6100 sayılı Hukuk Muhakemeleri Kanunu’nun 81. maddesi gereğince, vekilin azil ve istifasının, mahkeme ve karşı taraf bakımından hüküm ifade edebilmesi için, bu konudaki beyanın dilekçeyle bildirilmesi veya tutanağa geçirilmesi gerekmektedir. Başka deyişle, bir taraf, vekilini azletmiş ve bunu vekiline bildirmiş olsa bile bu azil, mahkemeye ve karşı tarafa bildirilmedikçe, mahkeme ve karşı taraf hakkında hüküm ifade etmeyecektir. Bu halde, vekilin azli mahkemeye ulaşıncaya ve karşı tarafa bildirilinceye kadar mahkeme ve karşı taraf, azledilmiş olan vekile karşı usul işlemlerini yapmaya devam eder. Dolayısıyla tebligatlar da aslında azledilmiş olan vekile yapılır ve bu tebligat ile süreler işlemeye başlar.
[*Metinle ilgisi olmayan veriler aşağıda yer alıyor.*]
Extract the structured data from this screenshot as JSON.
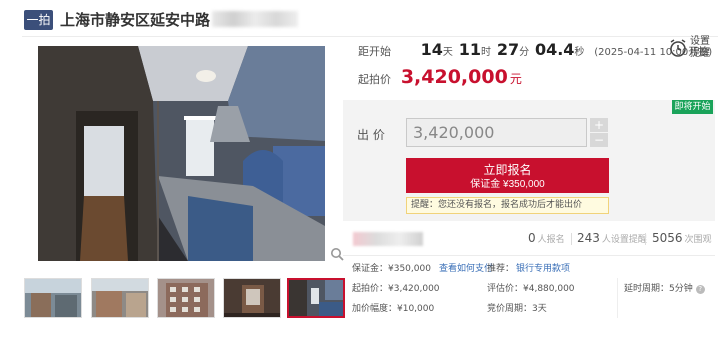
{
  "header": {
    "tag": "一拍",
    "title": "上海市静安区延安中路"
  },
  "countdown": {
    "label": "距开始",
    "days": "14",
    "days_unit": "天",
    "hours": "11",
    "hours_unit": "时",
    "minutes": "27",
    "minutes_unit": "分",
    "seconds": "04.4",
    "seconds_unit": "秒",
    "start_time": "(2025-04-11 10:00开拍)"
  },
  "starting_price": {
    "label": "起拍价",
    "value": "3,420,000",
    "unit": "元"
  },
  "reminder": {
    "line1": "设置",
    "line2": "提醒"
  },
  "bid": {
    "badge": "即将开始",
    "label": "出 价",
    "input_value": "3,420,000",
    "plus": "+",
    "minus": "−",
    "register_label": "立即报名",
    "deposit_label": "保证金 ¥350,000",
    "notice": "提醒：您还没有报名，报名成功后才能出价"
  },
  "stats": {
    "registered_count": "0",
    "registered_label": "人报名",
    "reminder_count": "243",
    "reminder_label": "人设置提醒",
    "views_count": "5056",
    "views_label": "次围观"
  },
  "info": {
    "deposit": "保证金：¥350,000",
    "how_to_pay": "查看如何支付",
    "recommend_label": "推荐：",
    "recommend_link": "银行专用款项",
    "start_price": "起拍价：¥3,420,000",
    "appraisal": "评估价：¥4,880,000",
    "delay_period": "延时周期：5分钟",
    "increment": "加价幅度：¥10,000",
    "bidding_period": "竞价周期：3天"
  },
  "icons": {
    "zoom": "magnifier-icon",
    "alarm": "alarm-clock-icon",
    "help": "question-icon"
  },
  "colors": {
    "accent_red": "#c8102e",
    "badge_navy": "#3b4f7a",
    "badge_green": "#1aa35a",
    "link_blue": "#3a6fb7"
  }
}
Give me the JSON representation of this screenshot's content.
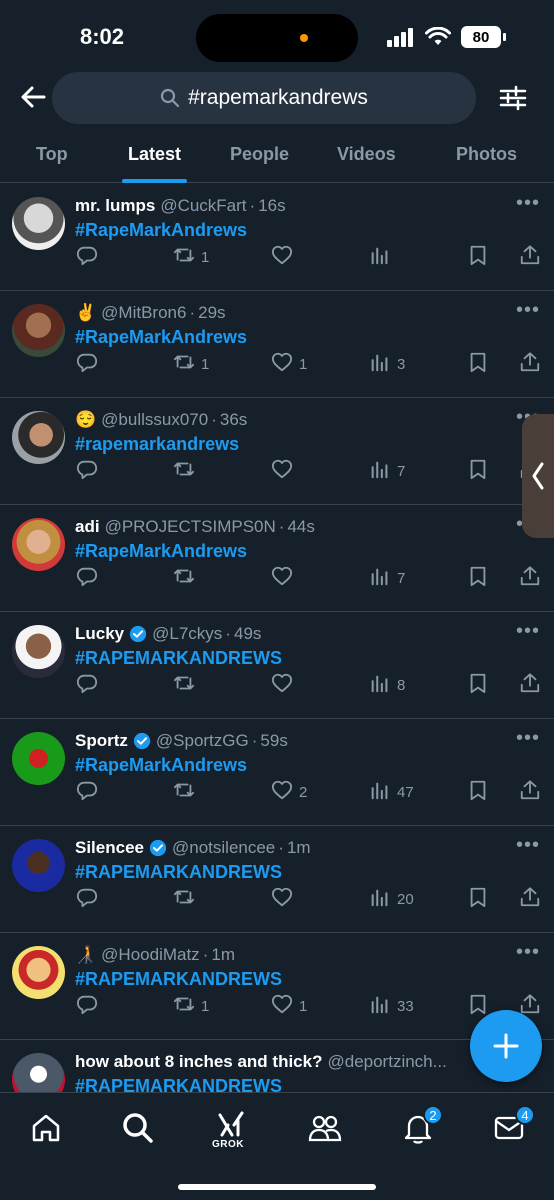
{
  "status_bar": {
    "time": "8:02",
    "battery": "80"
  },
  "search": {
    "query": "#rapemarkandrews"
  },
  "tabs": [
    {
      "label": "Top",
      "active": false
    },
    {
      "label": "Latest",
      "active": true
    },
    {
      "label": "People",
      "active": false
    },
    {
      "label": "Videos",
      "active": false
    },
    {
      "label": "Photos",
      "active": false
    }
  ],
  "tweets": [
    {
      "name": "mr. lumps",
      "verified": false,
      "handle": "@CuckFart",
      "time": "16s",
      "text": "#RapeMarkAndrews",
      "retweets": "1",
      "likes": "",
      "views": ""
    },
    {
      "name": "✌️",
      "verified": false,
      "handle": "@MitBron6",
      "time": "29s",
      "text": "#RapeMarkAndrews",
      "retweets": "1",
      "likes": "1",
      "views": "3"
    },
    {
      "name": "😌",
      "verified": false,
      "handle": "@bullssux070",
      "time": "36s",
      "text": "#rapemarkandrews",
      "retweets": "",
      "likes": "",
      "views": "7"
    },
    {
      "name": "adi",
      "verified": false,
      "handle": "@PROJECTSIMPS0N",
      "time": "44s",
      "text": "#RapeMarkAndrews",
      "retweets": "",
      "likes": "",
      "views": "7"
    },
    {
      "name": "Lucky",
      "verified": true,
      "handle": "@L7ckys",
      "time": "49s",
      "text": "#RAPEMARKANDREWS",
      "retweets": "",
      "likes": "",
      "views": "8"
    },
    {
      "name": "Sportz",
      "verified": true,
      "handle": "@SportzGG",
      "time": "59s",
      "text": "#RapeMarkAndrews",
      "retweets": "",
      "likes": "2",
      "views": "47"
    },
    {
      "name": "Silencee",
      "verified": true,
      "handle": "@notsilencee",
      "time": "1m",
      "text": "#RAPEMARKANDREWS",
      "retweets": "",
      "likes": "",
      "views": "20"
    },
    {
      "name": "🧑‍🦯",
      "verified": false,
      "handle": "@HoodiMatz",
      "time": "1m",
      "text": "#RAPEMARKANDREWS",
      "retweets": "1",
      "likes": "1",
      "views": "33"
    },
    {
      "name": "how about 8 inches and thick?",
      "verified": false,
      "handle": "@deportzinch...",
      "time": "",
      "text": "#RAPEMARKANDREWS",
      "retweets": "",
      "likes": "",
      "views": ""
    }
  ],
  "bottom_nav": {
    "grok_label": "GROK",
    "notifications_badge": "2",
    "messages_badge": "4"
  },
  "colors": {
    "background": "#15202b",
    "accent": "#1d9bf0",
    "muted": "#8b98a5",
    "divider": "#38444d"
  }
}
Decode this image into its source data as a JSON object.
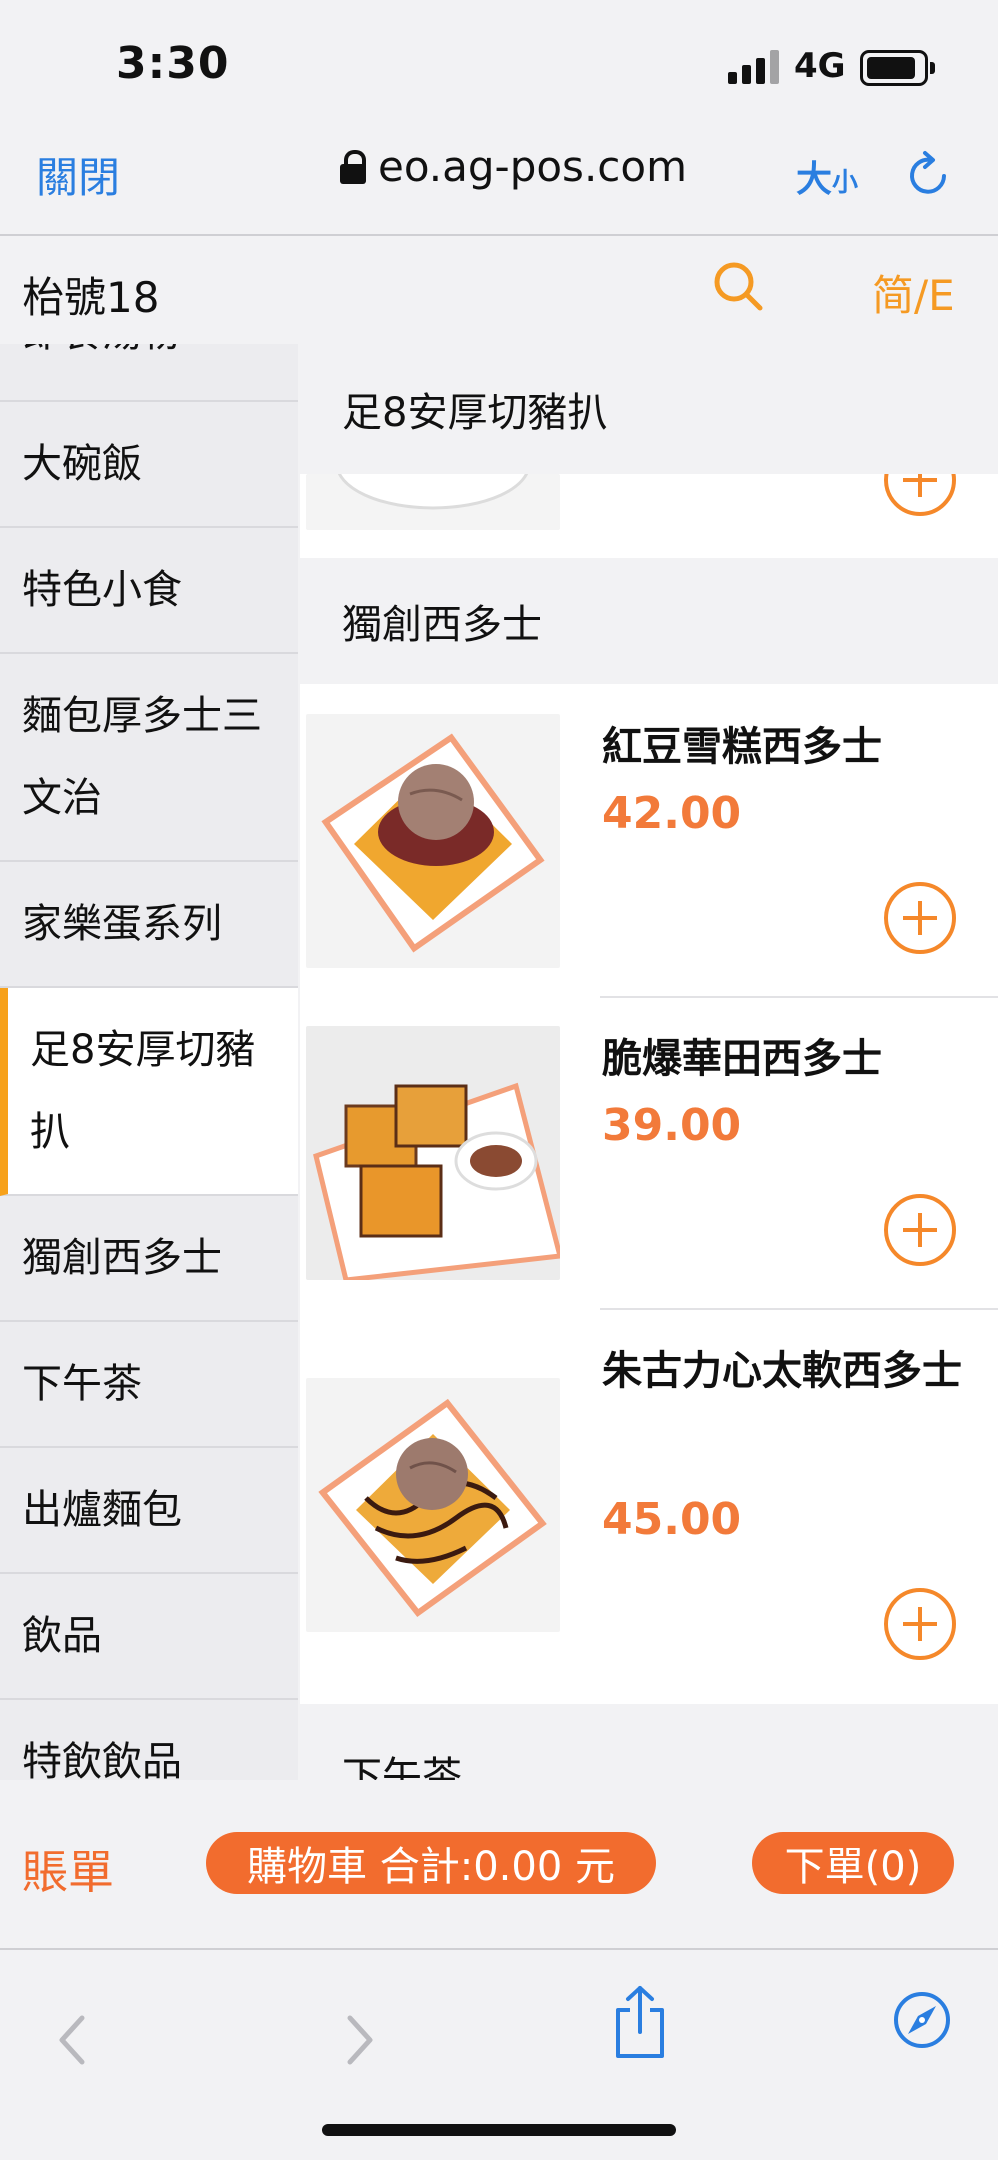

6100 sayılı HMK’nin geçici 3. maddesi yollamasıyla halen yürürlükte bulunan 1086 sayılı HUMK’un 440/I hükmüne göre Yargıtay kararlarına karşı karar düzeltme isteği tefhim veya tebliğden itibaren 15 gün içinde mümkündür. Açıklanan nedenlerle davacılar yönünden karar düzeltme süresinin Av. …’e yapılan 10.04.2019 tebligat tarihinde işlemeye başladığı, yani karar düzeltme süresi geçtikten sonra dosyaya sunulan azilnamenin dosyaya sunulduğu tarihten öncesine etkisi olmadığı, ikinci defa yapılan tebligat ile sürenin tekrar başlamayacağı, ilk yapılan tebligat tarihinden itibaren işleyen 15 günlük karar düzeltme süresinin 25.04.2019 tarihinde dolduğu, Av. …’ın 08.05.2019 tarihli karar düzeltme dilekçesinin kanunda belirlenen süreden sonra olduğu anlaşılmakla karar düzeltme isteminin reddine karar vermek gerekmiştir.
SONUÇ: Yukarıda açıklanan nedenle davacılar vekilinin karar düzeltme isteminin 6100 sayılı HMK’nin Geçici 3.maddesi yollamasıyla 1086 sayılı HUMK’un 440/I. maddesi uyarınca SÜRE YÖNÜNDEN REDDİNE, peşin harcın istek halinde temyiz edene iadesine, 02.10.2019 tarihinde oy birliğiyle karar verildi.